Eikenprocessierups

In de maanden mei, juni en juli leeft de eikenprocessierups. Omdat de haartjes van deze rups gezondheidsklachten kunnen veroorzaken, bestrijden we dit ongedierte intensief.

Ieder jaar veroorzaakt  de eikenprocessierups veel overlast. Om deze reden bestrijdt de gemeente de eikenprocessierupsen. Hieronder leest u onder andere hoe u zelf overlast kunt melden, hoe de bestrijding gebeurt en wat u zelf kunt doen en waar u meer informatie kunt vinden.

Komt u eikenprocessierupsen tegen op eikenbomen of op andere plekken in de openbare ruimte? Geef het aan ons door via een online melding of telefonisch via 030 – 22 89 411.

Geef de locatie zo duidelijk mogelijk door, vermeld bijvoorbeeld het dichtstbijzijnde huisnummer. Dat maakt het makkelijker om de boom te vinden. Raak de rupsen of nesten niet aan als u ze tegenkomt. Ook de rupsrestanten en nesten uit vorige jaren niet. 'Oude' brandharen blijven meer dan acht jaar schadelijk.
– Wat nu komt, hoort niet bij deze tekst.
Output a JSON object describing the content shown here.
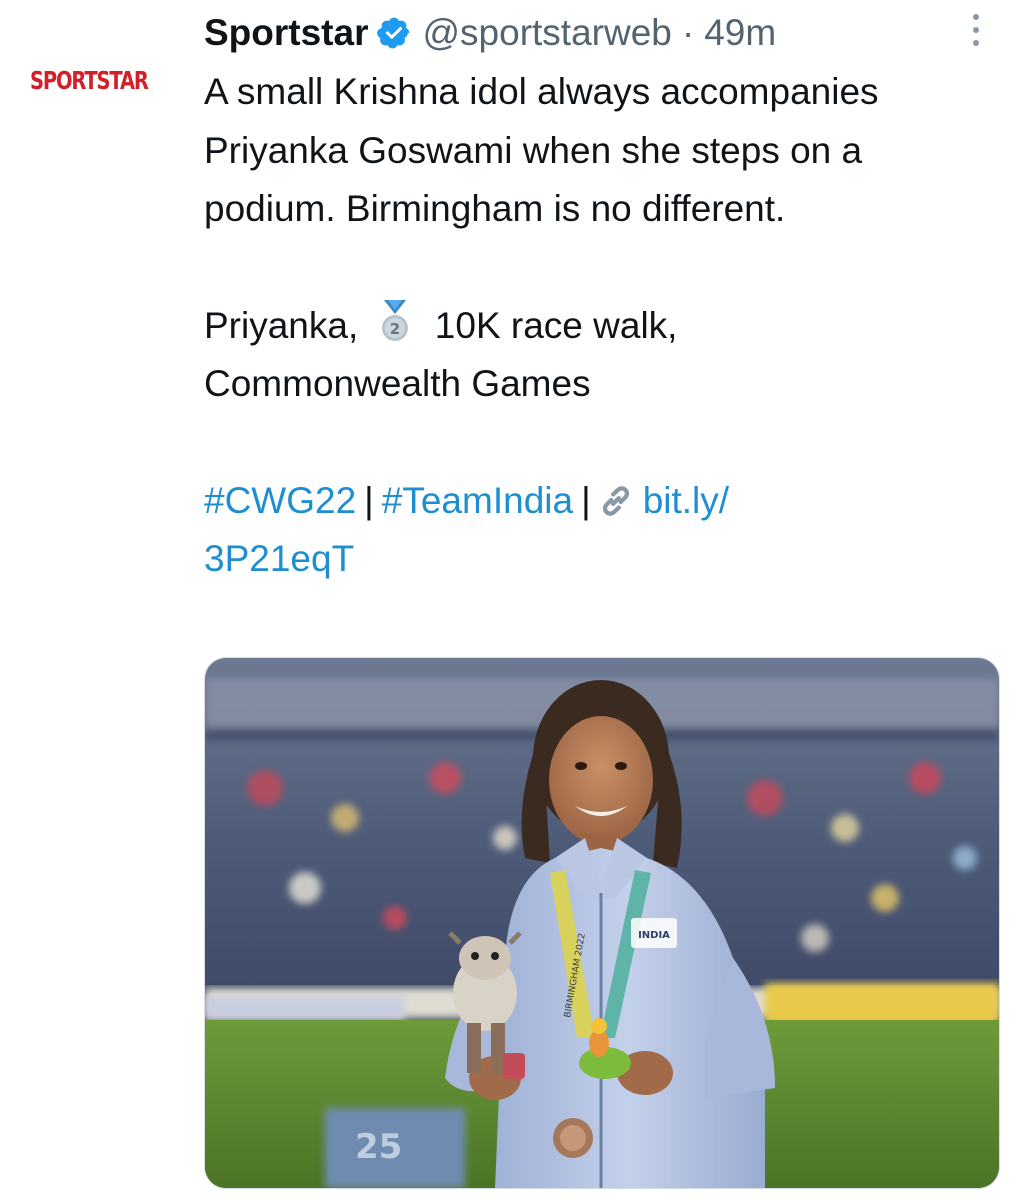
{
  "author": {
    "avatar_logo_text": "SPORTSTAR",
    "display_name": "Sportstar",
    "handle": "@sportstarweb",
    "separator": "·",
    "time_ago": "49m",
    "verified": true
  },
  "tweet": {
    "paragraph_1": "A small Krishna idol always accompanies Priyanka Goswami when she steps on a podium. Birmingham is no different.",
    "line_2a_prefix": "Priyanka,",
    "line_2a_suffix": "10K race walk,",
    "line_2b": "Commonwealth Games",
    "medal_number": "2",
    "hashtags": [
      "#CWG22",
      "#TeamIndia"
    ],
    "separator": "|",
    "link_part1": "bit.ly/",
    "link_part2": "3P21eqT"
  },
  "media": {
    "jacket_text": "INDIA",
    "lanyard_text": "BIRMINGHAM 2022",
    "board_text": "25"
  },
  "icons": {
    "verified": "verified-badge-icon",
    "more": "more-options-icon",
    "medal": "second-place-medal-icon",
    "link": "link-icon"
  },
  "colors": {
    "brand_red": "#d32028",
    "link_blue": "#1d8fd0",
    "verified_blue": "#1d9bf0",
    "muted_gray": "#536471"
  }
}
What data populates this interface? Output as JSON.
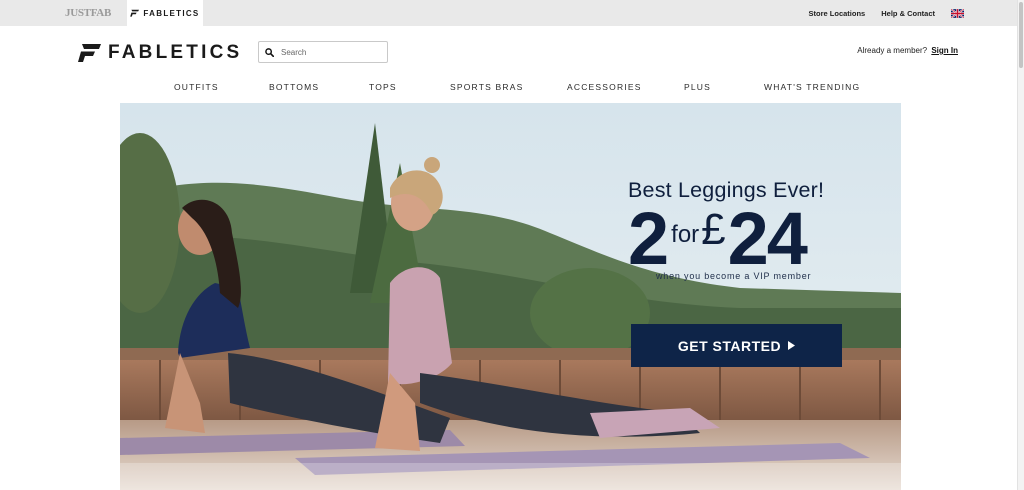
{
  "topbar": {
    "brands": [
      {
        "label": "JUSTFAB"
      },
      {
        "label": "FABLETICS"
      }
    ],
    "links": {
      "store_locations": "Store Locations",
      "help_contact": "Help & Contact"
    },
    "flag_icon": "uk-flag-icon"
  },
  "header": {
    "logo_text": "FABLETICS",
    "search": {
      "placeholder": "Search",
      "value": ""
    },
    "member_prompt": "Already a member?",
    "sign_in": "Sign In"
  },
  "nav": {
    "items": [
      {
        "label": "OUTFITS"
      },
      {
        "label": "BOTTOMS"
      },
      {
        "label": "TOPS"
      },
      {
        "label": "SPORTS BRAS"
      },
      {
        "label": "ACCESSORIES"
      },
      {
        "label": "PLUS"
      },
      {
        "label": "WHAT'S TRENDING"
      }
    ]
  },
  "hero": {
    "title": "Best Leggings Ever!",
    "quantity": "2",
    "for": "for",
    "currency": "£",
    "price": "24",
    "subtitle": "when you become a VIP member",
    "cta_label": "GET STARTED"
  },
  "colors": {
    "navy": "#0e2448",
    "topbar_bg": "#e9e9e9",
    "text": "#1a1a1a"
  }
}
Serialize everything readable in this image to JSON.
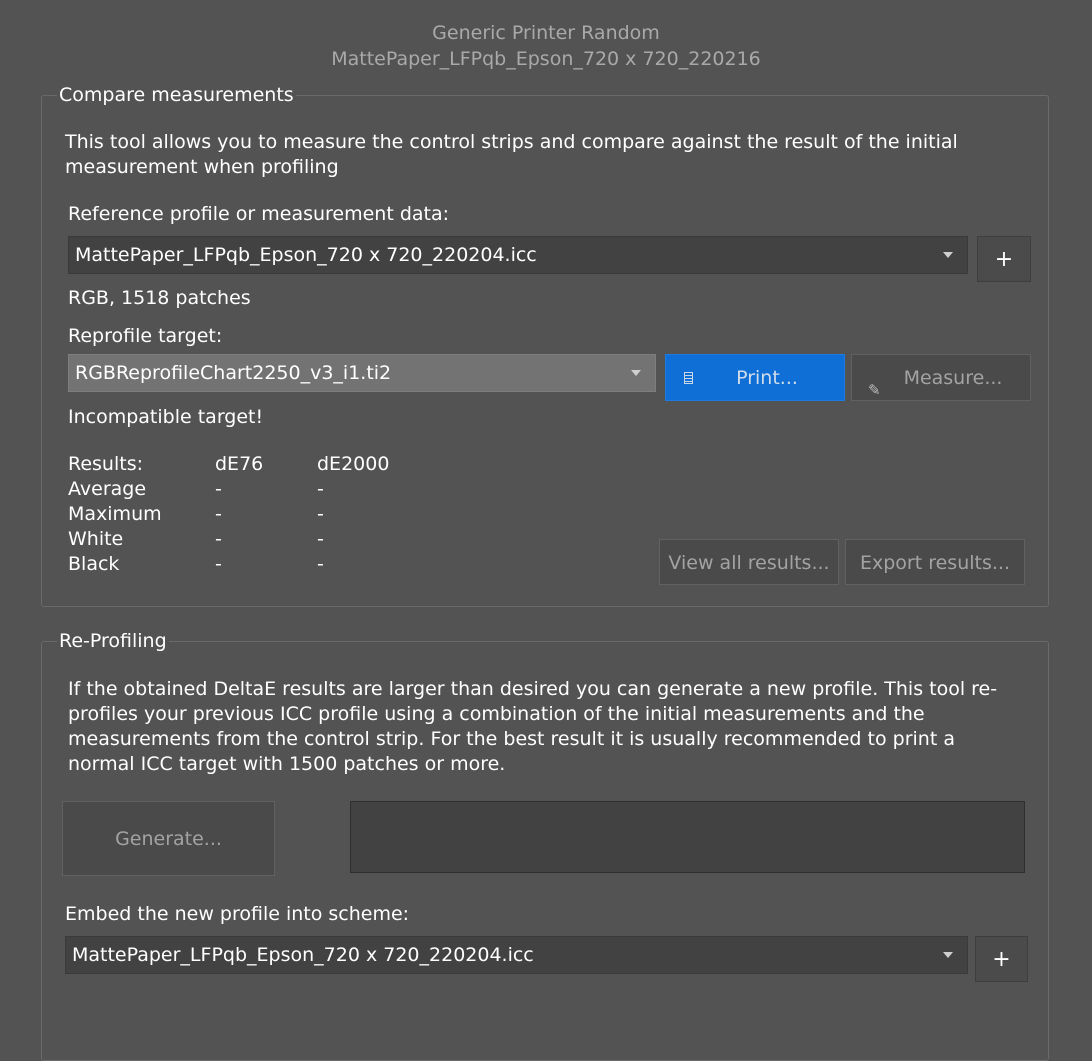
{
  "header": {
    "line1": "Generic Printer Random",
    "line2": "MattePaper_LFPqb_Epson_720 x 720_220216"
  },
  "compare": {
    "title": "Compare measurements",
    "description": "This tool allows you to measure the control strips and compare against the result of the initial measurement when profiling",
    "reference_label": "Reference profile or measurement data:",
    "reference_value": "MattePaper_LFPqb_Epson_720 x 720_220204.icc",
    "add_label": "+",
    "info": "RGB, 1518 patches",
    "target_label": "Reprofile target:",
    "target_value": "RGBReprofileChart2250_v3_i1.ti2",
    "print_label": "Print...",
    "measure_label": "Measure...",
    "warning": "Incompatible target!",
    "results": {
      "header": [
        "Results:",
        "dE76",
        "dE2000"
      ],
      "rows": [
        [
          "Average",
          "-",
          "-"
        ],
        [
          "Maximum",
          "-",
          "-"
        ],
        [
          "White",
          "-",
          "-"
        ],
        [
          "Black",
          "-",
          "-"
        ]
      ]
    },
    "view_all_label": "View all results...",
    "export_label": "Export results...",
    "colors": {
      "primary": "#0f6fd6"
    }
  },
  "reprofiling": {
    "title": "Re-Profiling",
    "description": "If the obtained DeltaE results are larger than desired you can generate a new profile. This tool re-profiles your previous ICC profile using a combination of the initial measurements and the measurements from the control strip. For the best result it is usually recommended to print a normal ICC target with 1500 patches or more.",
    "generate_label": "Generate...",
    "embed_label": "Embed the new profile into scheme:",
    "embed_value": "MattePaper_LFPqb_Epson_720 x 720_220204.icc",
    "add_label": "+"
  }
}
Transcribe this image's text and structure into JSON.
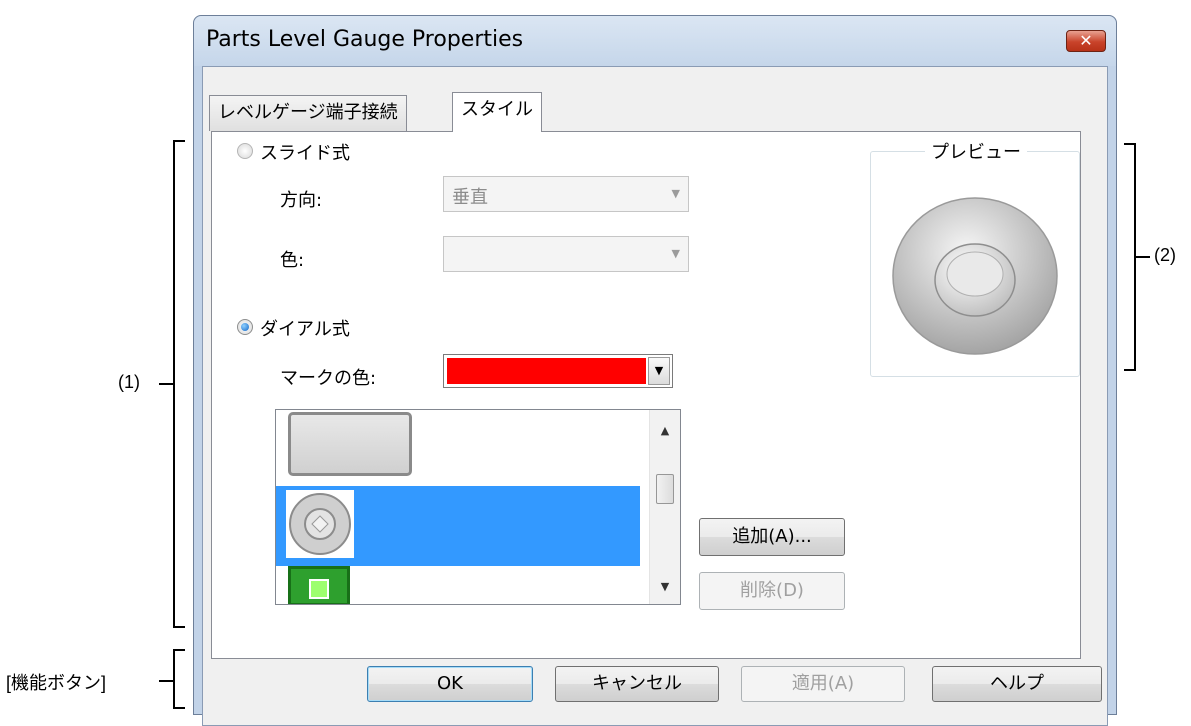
{
  "window": {
    "title": "Parts Level Gauge Properties",
    "close_symbol": "✕"
  },
  "tabs": [
    {
      "label": "レベルゲージ端子接続",
      "active": false
    },
    {
      "label": "スタイル",
      "active": true
    }
  ],
  "style": {
    "slide": {
      "label": "スライド式",
      "selected": false,
      "direction_label": "方向:",
      "direction_value": "垂直",
      "color_label": "色:",
      "color_value": ""
    },
    "dial": {
      "label": "ダイアル式",
      "selected": true,
      "mark_color_label": "マークの色:",
      "mark_color": "#ff0000"
    },
    "image_list": {
      "items": [
        {
          "icon": "gray-panel-image",
          "selected": false
        },
        {
          "icon": "dial-knob-image",
          "selected": true
        },
        {
          "icon": "green-led-image",
          "selected": false
        }
      ]
    },
    "add_button": "追加(A)...",
    "delete_button": "削除(D)",
    "preview_label": "プレビュー"
  },
  "buttons": {
    "ok": "OK",
    "cancel": "キャンセル",
    "apply": "適用(A)",
    "help": "ヘルプ"
  },
  "annotations": {
    "area1": "(1)",
    "area2": "(2)",
    "function_buttons": "[機能ボタン]"
  },
  "colors": {
    "selection": "#3399ff",
    "mark": "#ff0000"
  }
}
Besmette bomen worden gemarkeerd met een stuk rood-wit lint met eikenprocessierups. Dit stuk lint prikken we op de boom. Deze bomen zijn al bekend bij de bestrijder waarmee de gemeente samenwerkt. We binden geen rood-witte linten meer om de bomen, omdat de rupsen daar onder kunnen kruipen.

De eikenprocessierups is de larve van een nachtvlinder die haar eitjes legt in de toppen van eikenbomen waar ze overwinteren. Eerst verblijven de jonge rupsjes hoog in de boom. Na een aantal vervellingen komen groepjes rupsen samen en vormen grote nesten op de stammen van eikenbomen. Deze nesten bestaan uit een dicht spinsel van draden, brandharen, vervellingshuidjes en uitwerpselen. Vanuit hun nesten gaan de rupsen ’s nachts in optocht (processie) op zoek naar voedsel.

De gemeente bestrijdt de overlast van de eikenprocessierups in de openbare ruimte. Particuliere grondeigenaren zijn verantwoordelijk voor de bestrijding van de overlast op eigen terrein en in eigen bomen. Particuliere grondeigenaren kunnen ervoor kiezen om zelf een bestrijder in te schakelen; dat kan niet via de gemeente.

We starten met de preventieve bestrijding vanaf half april. Eind mei/begin juni maken de rupsen hun nesten. Vanaf dan hebben de rupsen ook brandharen die voor overlast zorgen. Een bestrijdingsbedrijf waar we mee samenwerken zuigt de nesten weg. In de zomermaanden werken ze door afhankelijk van de overlast..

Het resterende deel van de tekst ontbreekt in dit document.